Autogegnerin Gröne über Altonas Neue Mitte: „Platz für Gärten“
Bis Montag können Einwendungen gegen den Bebauungsplan eingereicht werden. Gründe gibt es genug, findet das Netzwerk autofreies Wohnen.
taz: Frau Gröne, was haben Sie dagegen, wenn Ihre neuen Nachbarn in Mitte Altona Auto fahren?
Britta Gröne: Mit dem großen neuen Wohngebiet verdichtet sich Altona. So, aber auch durch den Bau von Ikea, wird sich das Verkehrsaufkommen steigern. Wir glauben, dass man da umdenken muss. Wobei es nicht darum geht, mit dem Verdichten aufzuhören. Denn wir wollen ja neue Wohnungen. Aber damit darf man nicht zu einem Verkehrskollaps in Altona beitragen.
Aber die Stadt sagt doch, dass es gelungen ist, das neue Quartier autoarm zu gestalten.
Unser Ziel war ja, mit drei Wohnblöcken ein großes quasi autofreies Quartier zu schaffen, dessen Stellplatzschlüssel auf 0,1 limitiert ist – das entspricht einem Platz je zehn Wohneinheiten. Jetzt ist es so, dass der Stellplatzschlüssel insgesamt in diesem Gebiet bei 0,4 liegt und wir mit unserem reduzierten Ansatz von 0,2 rechnerisch sogar einen höheren Anteil in anderen Bereichen legitimieren.
Umgerechnet heißt das, dass für die geplanten 1.600 Wohnungen im ersten Bauabschnitt 640 PKW-Stellplätze vorgesehen sind. Dadurch steigen auch die Mieten, warum?
Mit dem Bau der Tiefgaragen steigen die Kosten. Wir würden gerne darauf verzichten und dadurch Platz für Gärten und Freizeitmöglichkeiten für Familien gewinnen.
48, ist als Mitglied der Baugemeinschaft Gleishaus im Netzwerk Autofreie Mitte Altona, in dem 18 Baugemeinschaften sind.
Aber der Verzicht auf Parkplätze heißt nicht, dass die Leute keine Autos haben. Könnten die nicht einfach an der nächsten Straßenecke parken?
Das wird vertraglich geregelt. In der Saarlandstraße ist es so. Da gibt es ein großes autofreies Projekt, das wir auch besucht haben. Der so genannte Verzicht auf Autos wird von den Bewohnern aber tatsächlich als Bereicherung beschrieben, weil man anders mit der Fläche umgehen kann: Straßen und Parkplätze werden zu grünen Oasen.
Wie genau sieht Ihr Konzept für ein autofreies Viertel aus?
Wir haben mit zwei Architekturbüros einen Vorschlag gemacht, wonach im südlichen Bereich zwischen dem Gerichtsviertel, dem Park und der Schule drei Blöcke autofrei gestaltet und auf Tiefgaragen und Stellplätze weitgehend verzichten werden soll.

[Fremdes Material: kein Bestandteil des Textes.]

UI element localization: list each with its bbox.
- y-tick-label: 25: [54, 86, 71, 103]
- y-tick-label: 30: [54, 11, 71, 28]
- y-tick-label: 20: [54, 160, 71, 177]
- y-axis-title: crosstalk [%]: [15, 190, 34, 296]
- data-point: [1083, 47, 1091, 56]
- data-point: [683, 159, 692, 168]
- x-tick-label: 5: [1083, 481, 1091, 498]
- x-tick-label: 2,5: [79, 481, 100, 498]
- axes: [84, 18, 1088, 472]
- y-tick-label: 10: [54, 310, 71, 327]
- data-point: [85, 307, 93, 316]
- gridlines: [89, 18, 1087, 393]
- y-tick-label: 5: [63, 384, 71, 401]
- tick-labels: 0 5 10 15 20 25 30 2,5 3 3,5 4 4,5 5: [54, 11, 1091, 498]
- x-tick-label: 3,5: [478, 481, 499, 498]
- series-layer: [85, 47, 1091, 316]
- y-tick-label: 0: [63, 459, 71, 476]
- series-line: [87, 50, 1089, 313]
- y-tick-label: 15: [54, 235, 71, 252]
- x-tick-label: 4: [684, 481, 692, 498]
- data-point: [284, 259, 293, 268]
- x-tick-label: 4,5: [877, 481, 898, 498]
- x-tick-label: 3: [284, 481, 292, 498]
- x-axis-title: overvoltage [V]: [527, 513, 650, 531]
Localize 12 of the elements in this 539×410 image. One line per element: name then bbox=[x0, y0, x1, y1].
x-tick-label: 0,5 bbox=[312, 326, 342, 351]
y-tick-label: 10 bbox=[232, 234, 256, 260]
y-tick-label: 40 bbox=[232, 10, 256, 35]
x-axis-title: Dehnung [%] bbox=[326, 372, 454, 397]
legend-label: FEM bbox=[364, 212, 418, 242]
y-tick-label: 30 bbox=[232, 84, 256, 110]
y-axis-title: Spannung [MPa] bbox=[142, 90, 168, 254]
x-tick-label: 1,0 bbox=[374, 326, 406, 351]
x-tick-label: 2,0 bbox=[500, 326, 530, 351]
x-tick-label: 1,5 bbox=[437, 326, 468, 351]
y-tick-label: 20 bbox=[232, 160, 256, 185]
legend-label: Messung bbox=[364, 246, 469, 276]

Durch die Konzentration von autofreiem Wohnen und verwandten Nutzungen wäre es möglich, Straßen ganz für den Verkehr zu sperren oder zu beruhigen. Ferner sind Grünflächen auf Tiefgaragen in ihrer Bepflanzungsart nicht limitiert.
Inwiefern sehen die Pläne der Stadt anders aus?
Es gibt jetzt zwei Blöcke, einen ganz im Norden und einen im Süden neben der Schule. Aber da sind jetzt auch andere Wohnprojekte untergebracht, was wir auch erstmal gut finden. Aber es gibt eben keine Zusammenfassung von autofreien Bauprojekten und wir finden, dass das absolut Sinn ergeben würde. Weil man eben mit den Flächen und Straßenräumen, die dadurch entstehen würden, ganz anders umgehen könnte.
Auch Eltern der Theodor-Haubach-Schule am Holstengelände sind gegen die Verkehrsplanung. Dort, wo jetzt noch der Schulhof ist, sollen bald täglich bis zu 4.000 Autos fahren.
Wir haben keinen Kontakt zu denen. Das ist natürlich schade, wir haben ja in unserem Konzept darauf gesetzt, dass auch die benachbarten Viertel durch die Verkehrsreduzierung profitieren. Jetzt passiert etwas, was genau in die andere Richtung geht. So wird die Lebensqualität weiter verschlechtert.
Kommt die Kritik, dass die Stadt eine Chance vertan hat, nicht ein bisschen zu spät?
Wir haben ja schon sehr früh damit angefangen, in den politischen Prozess einzusteigen. Wir haben alle Parteien besucht und haben mit den Eigentümern gesprochen und unser Konzept vorgestellt. Wir haben auch etwas erreicht, nämlich den reduzierten Stellplatzschlüssel von 0,2 in den beiden Blöcken für die Baugemeinschaften. Ich denke, es ist aber noch nicht zu spät, weil die Straßenräume und die Frage von Tempolimits innerhalb des Gebiets und in der Harkortstraße noch nicht festgelegt sind. Und außerdem ist noch bis Montag Zeit, Einwendungen bei der Stadt einzureichen. Wenn viele Leute um Nachbesserung bitten, könnte sich ja auch noch was tun.